The outlook for exploratory drilling in Michigan is better than ever, especially in Silurian Niagaran reef in the southeastern lower peninsula, said Michigan Oil and Gas Association Pres. Frank Mortl.

The state, which produced 60,274 b/d of oil in 1989, could see a 10-20% increase in rig activity within 6-12 months, he said.

"Frankly, I think we are going to find a lot more oil as this price increase stabilizes."

There also are possibilities for EOR and workovers, especially in older fields in the Saginaw area, but the main obstacle is the state's unlimited liability oil spill law.

An operator that buys wells with the idea of stimulating them, Mortl said, must weigh an expected production increase against possible liability from prior pollution.

"They are very high here on what they call 'polluter pay' legislation," Mortl said. "The problem is, how do you distinguish between old and new pollution?"

ALABAMA

Jim Bolin, Alabama Oil and Gas Board assistant supervisor, said there are no large volumes of oil behind pipe not being produced in his state.

Alabama could hike liquids production by about 2,000 b/d from 876 oil wells and 120 gas/condensate wells, but that would require 6 months to achieve, he said.

Bolin said preliminary results of a study by the Alabama Geological Survey (AGS) showed a combination of production techniques might increase oil and condensate production by about 8% statewide without damaging formations. The condensate share would be limited by gas processing plant capacity.

AGS expects the increase to come mainly from deep Jurassic Smackover in Scandia, Choctaw, Clark, and Monroe counties.
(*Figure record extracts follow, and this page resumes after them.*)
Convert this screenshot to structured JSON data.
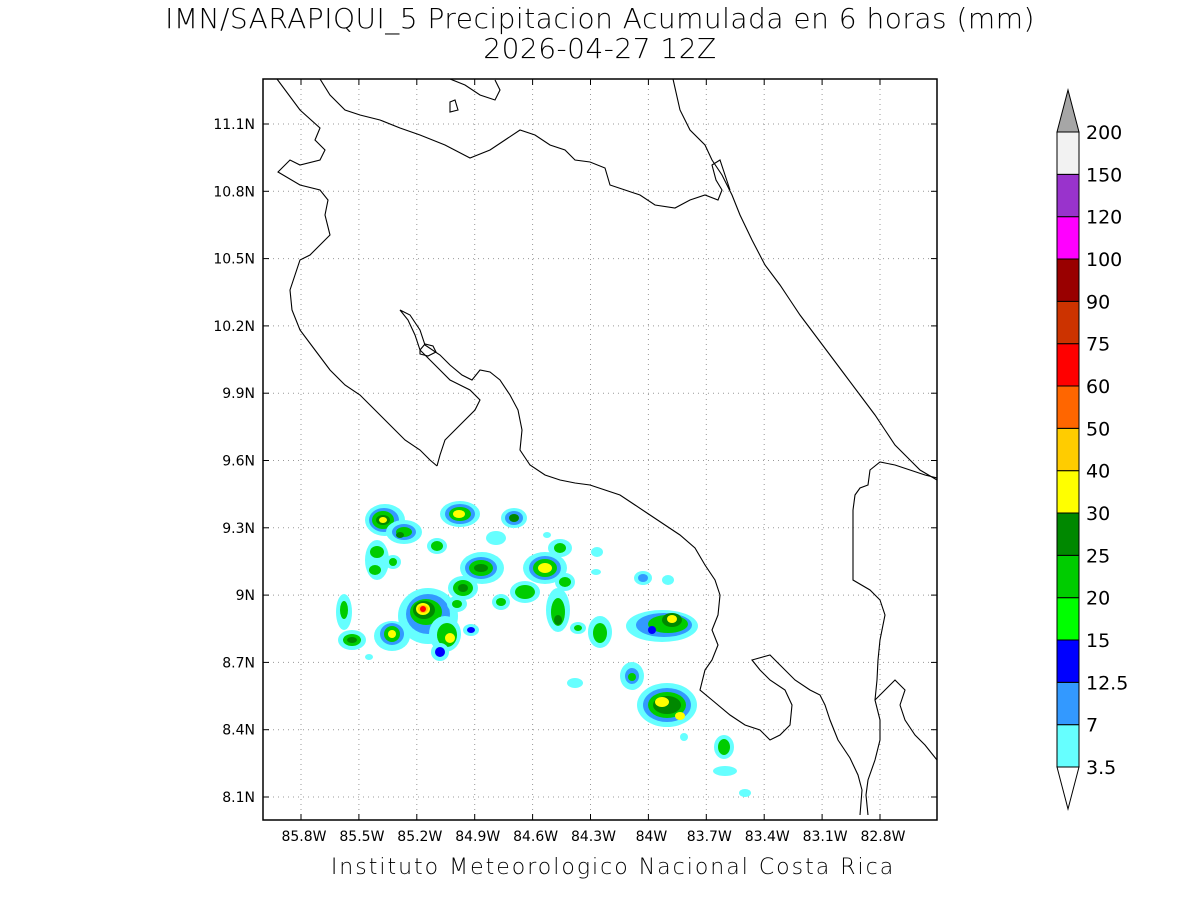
{
  "title_line1": "IMN/SARAPIQUI_5 Precipitacion Acumulada en 6 horas (mm)",
  "title_line2": "2026-04-27 12Z",
  "footer": "Instituto Meteorologico Nacional Costa Rica",
  "map": {
    "lon_range": [
      -86.0,
      -83.0
    ],
    "lat_range": [
      8.0,
      11.2
    ],
    "lat_ticks": [
      "11.1N",
      "10.8N",
      "10.5N",
      "10.2N",
      "9.9N",
      "9.6N",
      "9.3N",
      "9N",
      "8.7N",
      "8.4N",
      "8.1N"
    ],
    "lon_ticks": [
      "85.8W",
      "85.5W",
      "85.2W",
      "84.9W",
      "84.6W",
      "84.3W",
      "84W",
      "83.7W",
      "83.4W",
      "83.1W",
      "82.8W"
    ],
    "gridlines": true,
    "gridline_style": "dotted",
    "coastline_color": "#000000"
  },
  "colorbar": {
    "placement": "right",
    "levels": [
      "3.5",
      "7",
      "12.5",
      "15",
      "20",
      "25",
      "30",
      "40",
      "50",
      "60",
      "75",
      "90",
      "100",
      "120",
      "150",
      "200"
    ],
    "colors": [
      "#66ffff",
      "#3399ff",
      "#0000ff",
      "#00ff00",
      "#00cc00",
      "#008800",
      "#ffff00",
      "#ffcc00",
      "#ff6600",
      "#ff0000",
      "#cc3300",
      "#990000",
      "#ff00ff",
      "#9933cc",
      "#f2f2f2"
    ],
    "above_max_color": "#a6a6a6",
    "below_min_color": "#ffffff"
  }
}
Citronelle field has about 450 wells in four unitized areas, the largest of which has about 300 wells. Bolin said production of many Citronelle wells qualified them as strippers for the first time in 1989.

"In the past few years," he said, "we have seen a decline in oil production statewide because new oil isn't fully offsetting declines in old production."

Many oil fields in Alabama are one and two well fields, too small to encourage enhanced recovery projects, Bolin said.

MISSISSIPPI

Mississippi State Oil and Gas Supervisor A. Richard Henderson said oil economics has been such in his state that operators shut in many marginal wells rather than work them over.

Mississippi oil production has decreased sharply after peaking 20 years ago. Henderson noted some wells shut in for technical reasons in Mississippi could be reworked, but in some cases the cost of disposing of produced fluids make marginal wells uneconomic.

"People forget that many oil and gas people express their philanthropic tendencies with public service announcements and United Way contributions," Henderson said. "They can't go very long when philanthropy comes to losing money producing a commodity they have to sell."

State legislators have tried to stimulate oil production in Mississippi by exempting EOR projects and other classes of wells from the state severance tax.

MOUNTAIN STATES

Infill drilling and uphole recompletions around Northeast Colorado and Southeast Wyoming hold the greatest potential for added production, said Tom Vessels, president of the Independent Petroleum Association of Mountain States (Ipams).

The lowest risk projects, he said, probably are recompletions in and around Wattenberg field in the western Denver basin.

All the recompletions and new wells in the basin, assuming all operators would go with their best prospects first, would bring in about an additional 40 b/d/well sustainable, Vessels said.

As for hydraulic fracturing in that area, the mostly tight formations could sustain stabilized flow rates of about 510 b/d above prior yields after about 1 year.

Ipams operators have received inquiries about horizontal drilling along the Wyoming-Colorado border in Cretaceous Niobrara shale.

And some financial sources that had earlier been interested in those plays, Vessels said, are getting "real interested" with the prospect of continuing higher oil prices.